Friday, September 6, 2013

What Source Records Are Left to Digitize?

There are almost constant notices of additional records added to the flood of records already online. So, for genealogists, the question should be: what is left? How many records are there that remain locked up in paper or other media that are not available on the Internet? Some estimates put the number of records digitized at a very small percentage of all the records there are in the world, but is this realistic? I decided to investigate and see if there were any realistic appraisals of the total number of records in the world and further, if there was some indication of the percentage of those records that have already been digitized.

The question that arises is whether a search on the Web itself can be "reasonably exhaustive" or if a failure to include paper records in a search automatically dooms it to insufficiency?

How does anyone determine how many records there are in the entire world that might be useful for genealogical research? After years of research and some reflection on the answer to that question, I would have to say that unequivocally, there are many more records left to digitize than have already made their way to online availability. I can show this, not by any actual numbers, but by the type of records yet unavailable in any quantity.
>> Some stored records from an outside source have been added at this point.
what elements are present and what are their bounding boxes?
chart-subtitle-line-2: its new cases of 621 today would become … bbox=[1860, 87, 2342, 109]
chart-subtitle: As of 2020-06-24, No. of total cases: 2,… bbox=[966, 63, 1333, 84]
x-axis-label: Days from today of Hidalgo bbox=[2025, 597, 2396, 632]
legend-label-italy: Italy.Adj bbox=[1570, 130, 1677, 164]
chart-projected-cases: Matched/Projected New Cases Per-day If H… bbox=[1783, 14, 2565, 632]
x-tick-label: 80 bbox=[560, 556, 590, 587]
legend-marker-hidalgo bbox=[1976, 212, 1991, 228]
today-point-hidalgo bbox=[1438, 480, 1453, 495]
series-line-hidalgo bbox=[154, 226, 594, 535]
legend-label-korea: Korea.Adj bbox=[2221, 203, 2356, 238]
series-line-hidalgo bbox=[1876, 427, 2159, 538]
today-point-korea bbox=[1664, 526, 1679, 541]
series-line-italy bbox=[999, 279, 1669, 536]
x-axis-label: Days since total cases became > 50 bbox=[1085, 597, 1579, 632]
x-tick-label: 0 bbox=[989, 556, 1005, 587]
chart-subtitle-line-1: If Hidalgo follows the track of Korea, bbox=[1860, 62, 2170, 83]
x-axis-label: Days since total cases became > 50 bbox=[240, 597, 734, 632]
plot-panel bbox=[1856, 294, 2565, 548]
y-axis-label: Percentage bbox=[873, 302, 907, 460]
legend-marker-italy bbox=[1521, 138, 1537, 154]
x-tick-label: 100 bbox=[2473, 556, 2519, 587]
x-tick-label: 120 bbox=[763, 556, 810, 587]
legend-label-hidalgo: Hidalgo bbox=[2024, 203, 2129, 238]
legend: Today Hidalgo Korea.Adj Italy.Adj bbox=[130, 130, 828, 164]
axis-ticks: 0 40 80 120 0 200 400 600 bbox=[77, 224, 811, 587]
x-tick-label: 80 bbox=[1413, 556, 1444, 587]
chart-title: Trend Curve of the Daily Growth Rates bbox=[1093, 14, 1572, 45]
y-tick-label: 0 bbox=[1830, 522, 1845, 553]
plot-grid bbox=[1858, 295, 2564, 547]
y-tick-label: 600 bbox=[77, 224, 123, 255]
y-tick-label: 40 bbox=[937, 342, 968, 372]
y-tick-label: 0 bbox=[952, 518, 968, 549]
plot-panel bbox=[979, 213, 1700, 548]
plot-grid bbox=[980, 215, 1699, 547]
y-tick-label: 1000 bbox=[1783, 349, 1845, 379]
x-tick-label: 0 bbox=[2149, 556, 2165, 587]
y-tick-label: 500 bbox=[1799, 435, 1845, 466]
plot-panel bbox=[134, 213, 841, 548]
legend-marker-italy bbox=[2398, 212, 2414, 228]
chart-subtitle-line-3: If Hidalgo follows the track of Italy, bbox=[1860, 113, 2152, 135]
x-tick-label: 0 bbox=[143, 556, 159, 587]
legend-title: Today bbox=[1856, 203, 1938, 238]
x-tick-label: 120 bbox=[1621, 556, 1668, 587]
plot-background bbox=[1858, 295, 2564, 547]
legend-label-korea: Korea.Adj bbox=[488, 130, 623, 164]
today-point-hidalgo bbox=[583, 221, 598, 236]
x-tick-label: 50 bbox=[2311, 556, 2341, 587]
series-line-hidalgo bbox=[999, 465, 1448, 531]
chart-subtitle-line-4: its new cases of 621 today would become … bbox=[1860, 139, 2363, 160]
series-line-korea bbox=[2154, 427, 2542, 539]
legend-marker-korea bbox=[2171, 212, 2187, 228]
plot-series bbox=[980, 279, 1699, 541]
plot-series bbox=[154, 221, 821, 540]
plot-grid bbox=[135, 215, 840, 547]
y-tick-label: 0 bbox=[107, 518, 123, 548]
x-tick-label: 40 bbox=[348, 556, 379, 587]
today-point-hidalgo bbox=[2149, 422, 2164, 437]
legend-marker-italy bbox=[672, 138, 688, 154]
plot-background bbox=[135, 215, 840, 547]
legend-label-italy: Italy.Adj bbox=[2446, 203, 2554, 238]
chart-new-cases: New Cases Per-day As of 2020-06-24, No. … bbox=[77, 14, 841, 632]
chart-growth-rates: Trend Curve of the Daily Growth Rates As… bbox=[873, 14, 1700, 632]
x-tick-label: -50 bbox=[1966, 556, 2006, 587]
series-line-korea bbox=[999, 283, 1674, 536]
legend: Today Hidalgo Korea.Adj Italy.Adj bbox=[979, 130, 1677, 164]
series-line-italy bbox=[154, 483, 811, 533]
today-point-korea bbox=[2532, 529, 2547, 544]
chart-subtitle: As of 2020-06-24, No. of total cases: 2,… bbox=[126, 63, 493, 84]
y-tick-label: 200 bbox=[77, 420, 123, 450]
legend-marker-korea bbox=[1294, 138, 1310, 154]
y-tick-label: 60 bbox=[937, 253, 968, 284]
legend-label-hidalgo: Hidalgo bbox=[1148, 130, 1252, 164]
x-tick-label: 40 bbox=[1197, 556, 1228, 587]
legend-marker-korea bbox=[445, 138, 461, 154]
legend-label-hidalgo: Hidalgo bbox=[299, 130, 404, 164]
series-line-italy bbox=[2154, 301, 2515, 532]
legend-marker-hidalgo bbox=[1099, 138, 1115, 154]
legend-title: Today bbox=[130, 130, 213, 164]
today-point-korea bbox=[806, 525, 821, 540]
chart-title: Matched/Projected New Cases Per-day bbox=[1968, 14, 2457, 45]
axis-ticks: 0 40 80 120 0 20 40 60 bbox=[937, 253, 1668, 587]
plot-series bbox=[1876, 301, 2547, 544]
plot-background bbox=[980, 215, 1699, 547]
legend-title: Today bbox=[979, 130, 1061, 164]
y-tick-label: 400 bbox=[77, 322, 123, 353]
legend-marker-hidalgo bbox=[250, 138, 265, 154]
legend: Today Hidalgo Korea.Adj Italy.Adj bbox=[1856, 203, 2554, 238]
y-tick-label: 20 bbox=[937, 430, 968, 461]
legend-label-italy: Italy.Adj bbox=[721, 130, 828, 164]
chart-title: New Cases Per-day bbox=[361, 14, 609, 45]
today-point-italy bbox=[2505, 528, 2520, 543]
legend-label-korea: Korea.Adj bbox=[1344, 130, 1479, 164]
Let me take for example the U.S. National Archives. It would seem that the digitizing effort would have made some progress in that archive alone. But it takes only a few minutes of searching on the National Archives website for documents to realize that only a very small percentage of them are presently available online. Other countries may be either more or less successful in converting to online access, but presently, searches for documents provide slim online pickings.

Another category of records with little online presence, is the vast number of paper records archived in university library special collections. I can frequently find a lifetime of records accumulated by an individual that are entirely unavailable without a visit directly to the library in question. For an example, see the list of items stored by the University of Utah Library, Special Collections of my former professor, Wick R. Miller.  Professor Miller was not as prolific as some, but few of the documents listed in this huge list are available directly online and there is no indication of the level of digitization.

Another huge category of missing digitized records are those in small, local repositories. This includes millions of cemetery records, including Permits for Burial, and many other related records such as mortuary records.

In some cases, state archives have been successful in converting some of their records to digitized copies. A good example is the State of Washington. The Washington State Digital Archives currently holds 49,473,734 records online but has 136,350,901 searchable. My guess is that this is the largest percentage of digitized records of any state in the U.S. but my further guess is that second place has a much smaller percentage. Even if we were to assume that all 50 U.S. states had similar collections (which they certainly do not) this demonstrates that the amount of digitized records, although not insignificant is far, far from complete. 

Another example is the collection of microfilms held by Although millions upon millions of records go online almost every day, the most recent reports on the percentage actually digitized is much less than half. It is not clear from public statements, how many of the digitized records have made their way online. Some of the issues that prevent records from making their way online include the refusal of some of the originators of the records to give permission for public access. 

Another huge number of records are "classified" by one government or another around the world. These documents are certainly not available. 

Of course, we need to mention all the records of developing countries or those countries who haven't even made it to the level of developing. Very few of their records have made it online as yet. 

I think these are enough examples to show that those who believe that we have a long way to go before a reasonably exhaustive online search can ignore paper records will even fall into the category of possible. So all you out there that are thinking you are done with your research when you haven't explored local and state repositories need to get to work. Sorry folks. 

1 comment:

  1. You are correct a lot of records not online, I live in Washington and have been helping digitize records for almost a decade now, but even though a lot is online there are counties that have yet to send their old records to the archives, so even if we digitize all the records in the archive there will still be some you will need to go to the county to search.